Monday, February 1, 2010

Desire

I was shopping for a headboard the other day but while in the store I saw a piece of furniture I can't get out of my mind. I really want it, I know where I could put it, I keep thinking about it and wondering in the grand scheme of our finances how I could justify buying a piece of furniture that I don't need but really really want. I don't get these strong desires for things very often. I get strong desires to travel, to be somewhere else etc. but not often at all for furniture. I think this is odd. Why would a piece of furniture grab my attention...it has been 3 days and I still am thinking of ways to buy it. As soon as I get it in the house, I know it will fill every furniture need I have. I will never want another piece of furniture again. This will be my last purchase for the rest of my life...promise!

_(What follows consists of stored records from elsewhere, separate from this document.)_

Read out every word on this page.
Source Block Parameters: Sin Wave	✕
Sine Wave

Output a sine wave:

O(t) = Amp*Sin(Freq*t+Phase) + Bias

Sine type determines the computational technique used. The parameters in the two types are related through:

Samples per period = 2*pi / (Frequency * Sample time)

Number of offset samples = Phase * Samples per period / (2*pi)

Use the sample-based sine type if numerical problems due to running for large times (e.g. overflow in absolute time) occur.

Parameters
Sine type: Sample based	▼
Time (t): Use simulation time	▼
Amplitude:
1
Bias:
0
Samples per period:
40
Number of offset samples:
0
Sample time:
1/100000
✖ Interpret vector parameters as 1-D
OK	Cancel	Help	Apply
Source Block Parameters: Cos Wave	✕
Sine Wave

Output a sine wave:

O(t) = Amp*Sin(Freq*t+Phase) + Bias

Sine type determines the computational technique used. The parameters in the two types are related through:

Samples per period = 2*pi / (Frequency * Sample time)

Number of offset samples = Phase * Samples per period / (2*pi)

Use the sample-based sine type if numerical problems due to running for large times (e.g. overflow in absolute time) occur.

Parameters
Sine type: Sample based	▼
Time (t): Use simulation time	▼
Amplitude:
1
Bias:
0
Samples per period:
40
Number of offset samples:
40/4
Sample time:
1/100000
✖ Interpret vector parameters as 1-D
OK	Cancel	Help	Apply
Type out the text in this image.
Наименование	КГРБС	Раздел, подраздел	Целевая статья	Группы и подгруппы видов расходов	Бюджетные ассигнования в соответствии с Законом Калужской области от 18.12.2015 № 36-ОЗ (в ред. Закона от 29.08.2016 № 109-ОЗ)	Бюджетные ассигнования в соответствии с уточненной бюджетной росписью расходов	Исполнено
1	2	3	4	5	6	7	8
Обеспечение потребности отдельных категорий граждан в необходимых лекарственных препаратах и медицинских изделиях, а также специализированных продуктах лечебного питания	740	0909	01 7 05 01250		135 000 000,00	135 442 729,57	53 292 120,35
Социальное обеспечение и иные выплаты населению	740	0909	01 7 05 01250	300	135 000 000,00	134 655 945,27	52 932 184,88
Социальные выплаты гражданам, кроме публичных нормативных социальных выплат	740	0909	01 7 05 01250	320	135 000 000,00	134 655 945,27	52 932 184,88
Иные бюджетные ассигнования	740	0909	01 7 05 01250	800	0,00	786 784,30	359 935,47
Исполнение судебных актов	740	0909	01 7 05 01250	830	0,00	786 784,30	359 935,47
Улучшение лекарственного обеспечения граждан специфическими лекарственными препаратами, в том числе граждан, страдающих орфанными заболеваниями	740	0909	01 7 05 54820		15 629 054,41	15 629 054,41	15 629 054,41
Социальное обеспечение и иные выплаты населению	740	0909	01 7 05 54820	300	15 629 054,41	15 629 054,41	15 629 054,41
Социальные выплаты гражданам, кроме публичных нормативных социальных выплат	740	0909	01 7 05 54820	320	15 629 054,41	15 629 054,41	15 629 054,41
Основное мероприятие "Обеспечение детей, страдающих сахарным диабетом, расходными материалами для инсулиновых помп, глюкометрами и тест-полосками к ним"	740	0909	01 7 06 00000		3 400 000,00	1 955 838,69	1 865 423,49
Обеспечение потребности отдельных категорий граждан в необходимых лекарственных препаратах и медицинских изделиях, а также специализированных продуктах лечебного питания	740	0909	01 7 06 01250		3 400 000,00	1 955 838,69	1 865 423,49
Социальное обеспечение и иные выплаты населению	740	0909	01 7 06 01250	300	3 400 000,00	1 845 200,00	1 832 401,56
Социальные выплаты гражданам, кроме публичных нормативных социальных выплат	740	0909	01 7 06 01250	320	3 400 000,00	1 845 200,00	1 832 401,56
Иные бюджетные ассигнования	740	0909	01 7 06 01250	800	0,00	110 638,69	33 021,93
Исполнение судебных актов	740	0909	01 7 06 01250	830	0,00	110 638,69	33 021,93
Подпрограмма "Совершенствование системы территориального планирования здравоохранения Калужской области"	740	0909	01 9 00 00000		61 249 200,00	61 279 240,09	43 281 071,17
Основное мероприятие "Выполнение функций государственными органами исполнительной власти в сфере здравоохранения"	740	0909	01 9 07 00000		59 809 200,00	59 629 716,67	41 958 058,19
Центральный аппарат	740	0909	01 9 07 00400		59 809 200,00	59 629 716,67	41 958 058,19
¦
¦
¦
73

I use to have this thing with purses what some women have with shoes. I wanted a new purse every few months. I did this for awhile until I realized that the desire for the new purse never lasted more then the few minutes it took me to empty my old purse into my new purse. It was then I realized the weaknesses of the new purse and what I really needed wasn't what I purchased but what I will purchase in the near future. I finally bought my last purse a year ago and now whenever I get the urge I empty my current purse into an older purse and the feeling of a new purse is present enough to suffice.
This new piece of furniture isn't like that though I tell myself...it really will fulfill me in ways I have yet to experience. All I have to do is go there and put it on my charge card...really, I will pay for it eventually and I won't ever be sorry I bought it...
Strange power desire has over our sensibilities...and this is just furniture.